On parle de la prescription de l’action publique d’une part et de la prescription de la peine d’autre part.
Tant la prescription de l’action publique que la prescription de la peine viennent sanctionner l’ignorance de la commission d’une infraction, l’inactivité ou la négligence de la partie poursuivante.
Les dispositions allongeant la durée des prescriptions tant de la peine que de l’action publique sont d’application immédiate, mais ne remettent pas en cause une prescription déjà acquise.
La prescription de la peine fixe le délai à l’expiration duquel sa mise à exécution devient impossible. La condamnation pénale demeure, son inscription au casier judiciaire n’est pas effacée, mais la peine ne peut plus être exécutée.
La prescription de la peine fait l’objet des articles 133-2 à 133-4-1 du Code pénal.
Les modifications apportées par le législateur ne concernent toutefois que les peines délictuelles, dont le délai de prescription est porté de 5 à 6 ans. Le régime de prescription de la peine en matière criminelle reste fixé à 20 ans et celui des contraventions à 3 ans.
Le point de départ de la prescription demeure la date à laquelle la condamnation et devenue définitive.
Les délais dérogatoires en matière criminelle et correctionnelle ne sont pas non plus modifiés.
La prescription de l’action publique correspond quant à elle à l’extinction du droit de poursuivre après l’écoulement d’un certain délai : les faits commis ne peuvent plus donner lieu à condamnation, ni justifier l’exercice d’une action civile devant le juge pénal.
Jusqu’à présent, la prescription en matière pénale relevait tant des textes légaux que de l’évolution jurisprudentielle.
Le régime légal fixait le point de départ du délai de prescription au jour de la commission de l’infraction, sous réserve de quelques exceptions.
Le régime jurisprudentiel, applicable aux infractions dites occultes ou dissimulées, reportait le point de départ du délai de prescription au jour où l’infraction apparaissait et pouvait être constatée dans des conditions permettant l’exercice de l’action publique.
Dans les faits, une telle définition pouvait entraîner une quasi imprescriptibilité.
II. Réforme des règles de la prescription de l’action publique
Délais de prescription de l’action publique
La loi du 27 février 2017 modifie profondément les règles de la prescription de l’action publique : le texte double le délai de prescription de droit commun en matière délictuelle et criminelle, qui passe à 6 ans pour les délits et à 20 ans pour les crimes. En revanche, le délai de prescription en matière contraventionnelle demeure fixé à 1 an.
Les délais dérogatoires de prescription ne sont pas modifiés. Il en va notamment ainsi pour le délai de 30 ans en matière criminelle (crimes contre l’espèce humaine, crimes terroristes, trafic de stupéfiants...) et pour le délai de 20 ans en matière correctionnelle (délits terroristes, trafic de stupéfiants…).
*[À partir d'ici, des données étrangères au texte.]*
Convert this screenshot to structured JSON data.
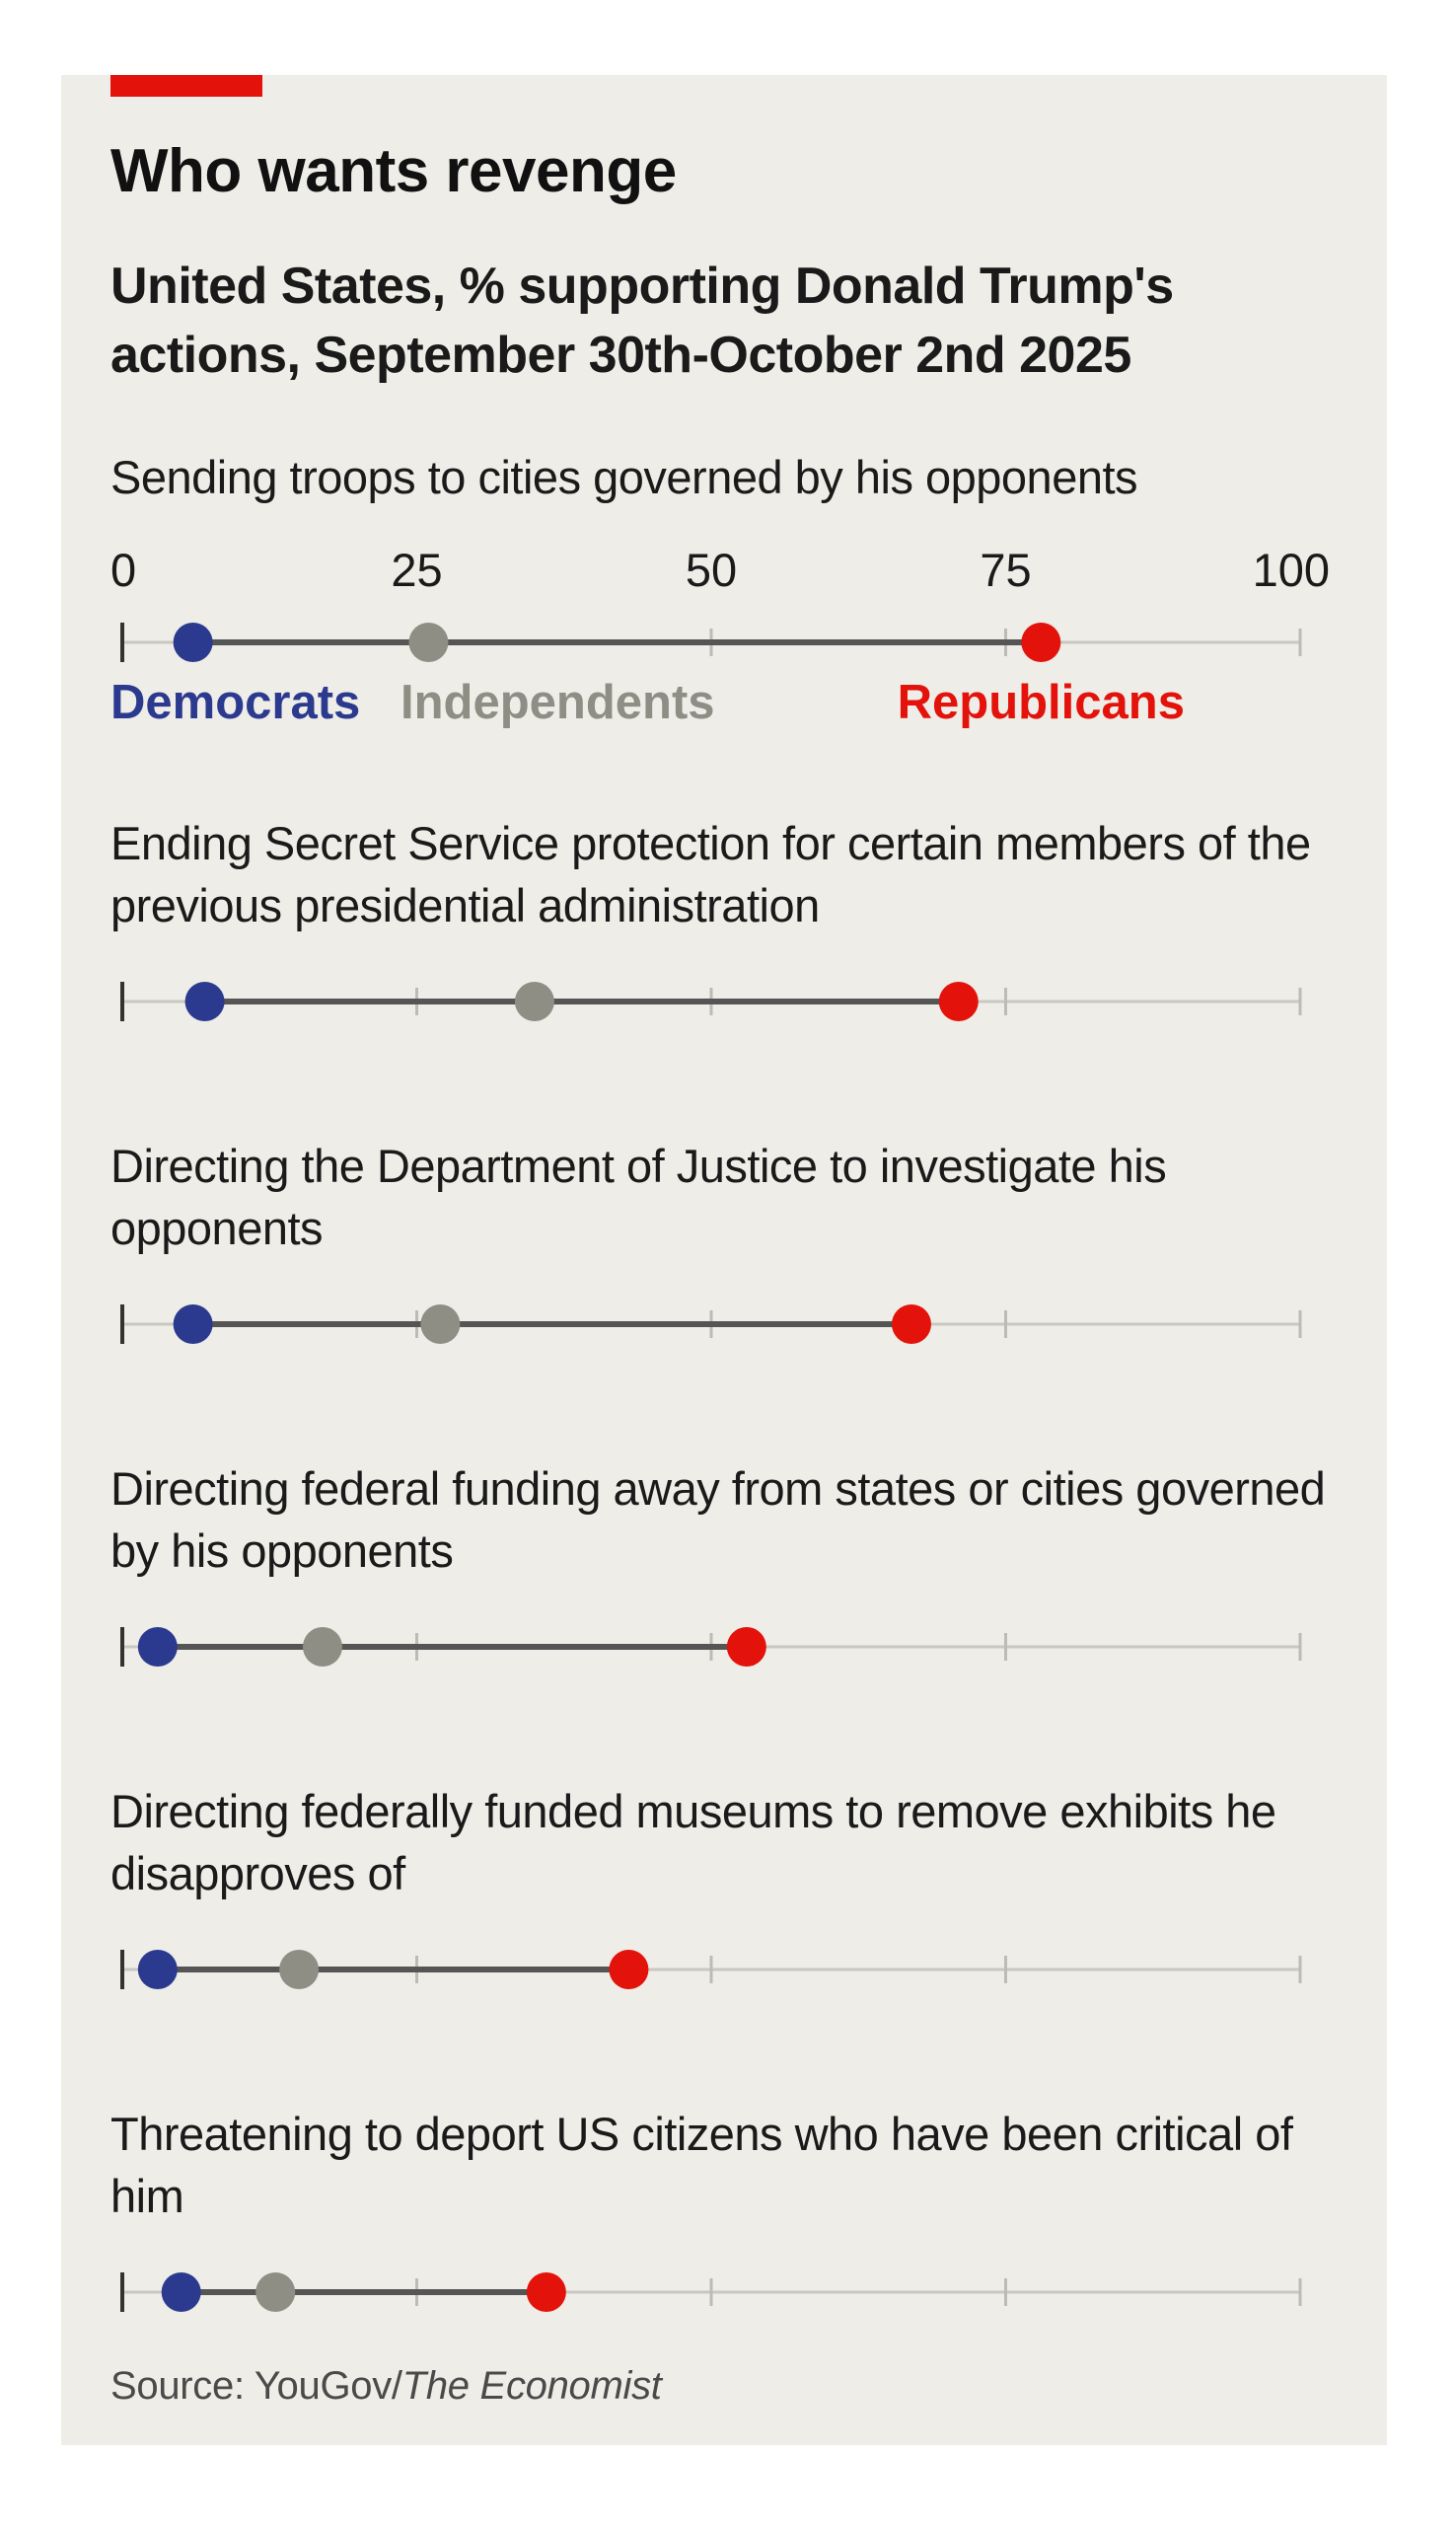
{
  "title": "Who wants revenge",
  "subtitle": "United States, % supporting Donald Trump's actions, September 30th-October 2nd 2025",
  "source_prefix": "Source: YouGov/",
  "source_italic": "The Economist",
  "colors": {
    "accent": "#e3120b",
    "background": "#eeede7",
    "Democrats": "#2b3a8f",
    "Independents": "#8e8e84",
    "Republicans": "#e3120b"
  },
  "chart_data": {
    "type": "dot-range",
    "xlim": [
      0,
      100
    ],
    "ticks": [
      "0",
      "25",
      "50",
      "75",
      "100"
    ],
    "grid": "vertical ticks at 0, 25, 50, 75, 100",
    "legend": "below first row",
    "series": [
      {
        "name": "Democrats",
        "color": "#2b3a8f"
      },
      {
        "name": "Independents",
        "color": "#8e8e84"
      },
      {
        "name": "Republicans",
        "color": "#e3120b"
      }
    ],
    "rows": [
      {
        "label": "Sending troops to cities governed by his opponents",
        "values": {
          "Democrats": 6,
          "Independents": 26,
          "Republicans": 78
        }
      },
      {
        "label": "Ending Secret Service protection for certain members of the previous presidential administration",
        "values": {
          "Democrats": 7,
          "Independents": 35,
          "Republicans": 71
        }
      },
      {
        "label": "Directing the Department of Justice to investigate his opponents",
        "values": {
          "Democrats": 6,
          "Independents": 27,
          "Republicans": 67
        }
      },
      {
        "label": "Directing federal funding away from states or cities governed by his opponents",
        "values": {
          "Democrats": 3,
          "Independents": 17,
          "Republicans": 53
        }
      },
      {
        "label": "Directing federally funded museums to remove exhibits he disapproves of",
        "values": {
          "Democrats": 3,
          "Independents": 15,
          "Republicans": 43
        }
      },
      {
        "label": "Threatening to deport US citizens who have been critical of him",
        "values": {
          "Democrats": 5,
          "Independents": 13,
          "Republicans": 36
        }
      }
    ]
  }
}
Les règles spécifiques aux infractions commises sur des mineurs demeurent également inchangées.
Néanmoins, 2 régimes dérogatoires sont supprimés : celui relatif aux infractions commises sur des personnes vulnérables, et celui relatif au discrédit jeté sur une décision de justice. Ces infractions seront désormais soumises au délai de prescription de droit commun.
De même, les crimes contre l’humanité restent les seuls crimes imprescriptibles.
S’agissant des crimes de guerre, leur régime de prescription n’a pas été aligné sur l’imprescriptibilité des crimes contre l’humanité. Ils deviennent en revanche imprescriptibles lorsqu’ils sont justement connexes aux crimes contre l’humanité.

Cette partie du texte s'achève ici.